The story of this game will focus on VAR's intervention, thus denying a Gabriel Jesus winner and three points for Man City. But this was also about Tottenham and Mauricio Pochettino knowing that with or without the disallowed goal, leaving the Etihad with a point was a huge achievement.  

By Jonathan Wilson
August 17, 2019

Explain that. On the one hand the rest of the league will take heart that Manchester City has dropped points by drawing 2-2 against Tottenham, and that the champion may not simply walk away with the title. On the other, it will look with foreboding at how City for long periods outclassed the side that finished fourth last season and was probably the third-best in the league. In the end, Tottenham, as in last season’s Champions League quarterfinal, was grateful to VAR for ruling out what appeared to be an injury-time City winner but it had been clinging on implausibly long before that.

When Gabriel Jesus hooked in following a right-wing corner, the Etihad celebrated wildly. And then came a sense of déjà vu: the referee standing still, not pointing to the center-circle and then the dread realization that this goal, like Raheem Sterling’s last season, was not going to stand. As the cross had come in, it turned out, it had flicked the hand of Aymeric Laporte and, under the modern law, amended in the summer so any touch off an attacking arm in the build-up to a goal is an offense, that meant it had to be ruled out. The irony that Tottenham’s winner in that game last season had been scored by the arm of Fernando Llorente, was lost on nobody.

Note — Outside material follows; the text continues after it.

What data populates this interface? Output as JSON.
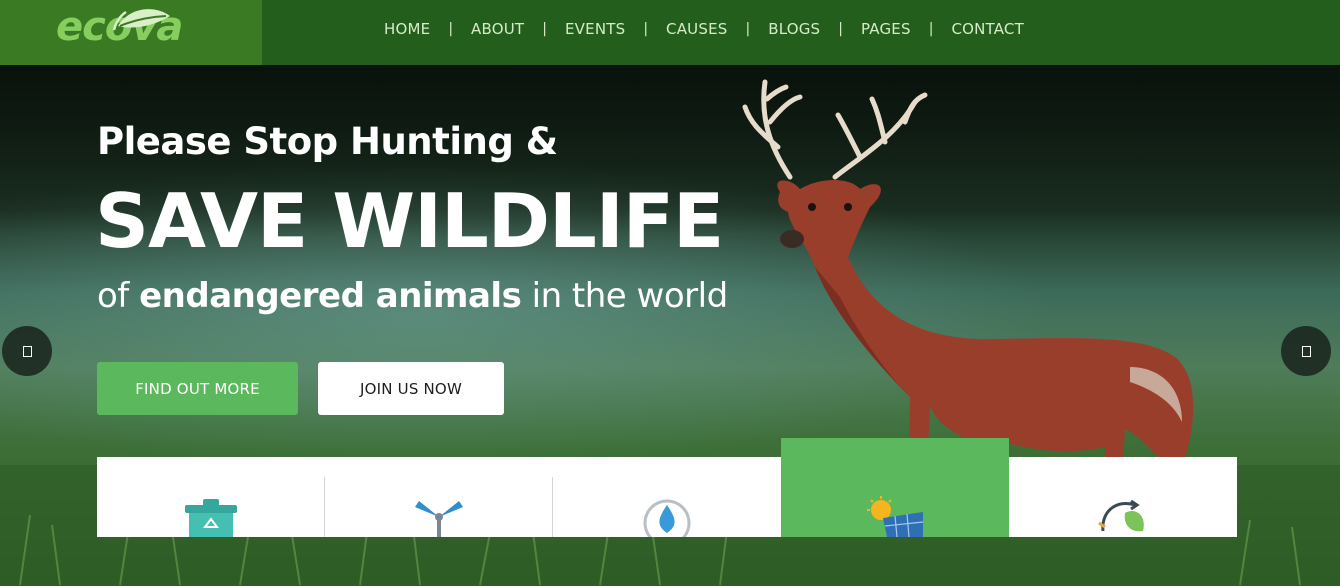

And so Tottenham improbably survived, yet this was a game in which City had been excellent. Perhaps most worrying for everybody else is the fact that Kevin De Bruyne, having missed half of last season through injury, is back and fit and looking as menacing as ever. It was the Belgian, operating on the right of the midfield three, who orchestrated what was, ultimately, a comfortable victory.

It was De Bruyne’s cross, following a smart run from Bernardo Silva that laid on the opener for Raheem Sterling, calmly heading his fourth goal of the season after a back-post run. The thought then was that the game was as good as done such is City’s capacity for stifling matches, but against expectation, an equalizer arrived three minutes later, Erik Lamela taking a pass from Tanguy Ndombele, advancing without an obvious pace or purpose, opening his body and placing a shot beyond the dive of Ederson.

But the City machine was soon back in gear, first taking control and then turning control into a goal. Again it came down the right, again De Bruyne and Bernardo Silva were integral to the move and against the goal was a thing of deceptively simple beauty, Sergio Aguero touching in De Bruyne’s low cross as he got in front of Toby Alderweireld.

It seemed at that stage impossible that the game would end in anything other than a City win. If anything, after a barrage of City pressure, that seemed even more certain 11 minutes into the second half when Lucas Moura was introduced for Harry Winks. But the Brazilian equalized with his first touch, a deft header from Lamela’s corner. It was just Spurs’ second attempt on goal of the game after meant that, after their late goals against Aston Villa last week, they had scored with four of their last six shots.

The City machine rumbled on. Rodri had a shot tipped over by Hugo Lloris. Bernardo Silva looped an effort against the bar. Danny Rose blocked on one the line. And then, perhaps, the first sign that beneath the surface all might not be quite as serene at City as might appear. There had been a dialogue between Pep Guardiola and Aguero all game and it reached a peak just before Moura’s goal. When Aguero was taken off nine minutes later, and surpassed Damien Duff as the most substituted player in Premier League history (with 117), him and Guardiola briefly squared up, their frank exchange of views interrupted only by the intervention of the assistant coach Mikel Arteta.


Such flare-ups occur during in games. Aguero himself reacted badly after being substituted against Manchester United here last November. But the flash of irritation did seem to fit with a couple of suggestions that emerged in pre-season that Guardiola was even more intense than usual. In itself that may not be too significant: it fits the pattern of his previous two managerial jobs in which his furious focus ratcheted up season by season until it became almost unbearable in the third year. Both Barcelona and Bayern Munich win the league in that third season but on both occasions everybody, players and Guardiola, seemed to find the process exhausting. City may be facing something similar – but it may be that with more potential champions in the Premier League that heightened pressure is of more consequence. That said, Aguero made a point of hugging Guardiola after Jesus seemed to have scored the winner.

Or perhaps this was simply a freakish game. City, after all, had 30 shots to Spurs’ three, 10 on target to Spurs’ three. Most days it would have won this game at a canter. But it did not, and in that detail its rivals will smell just the slightest whiff of hope.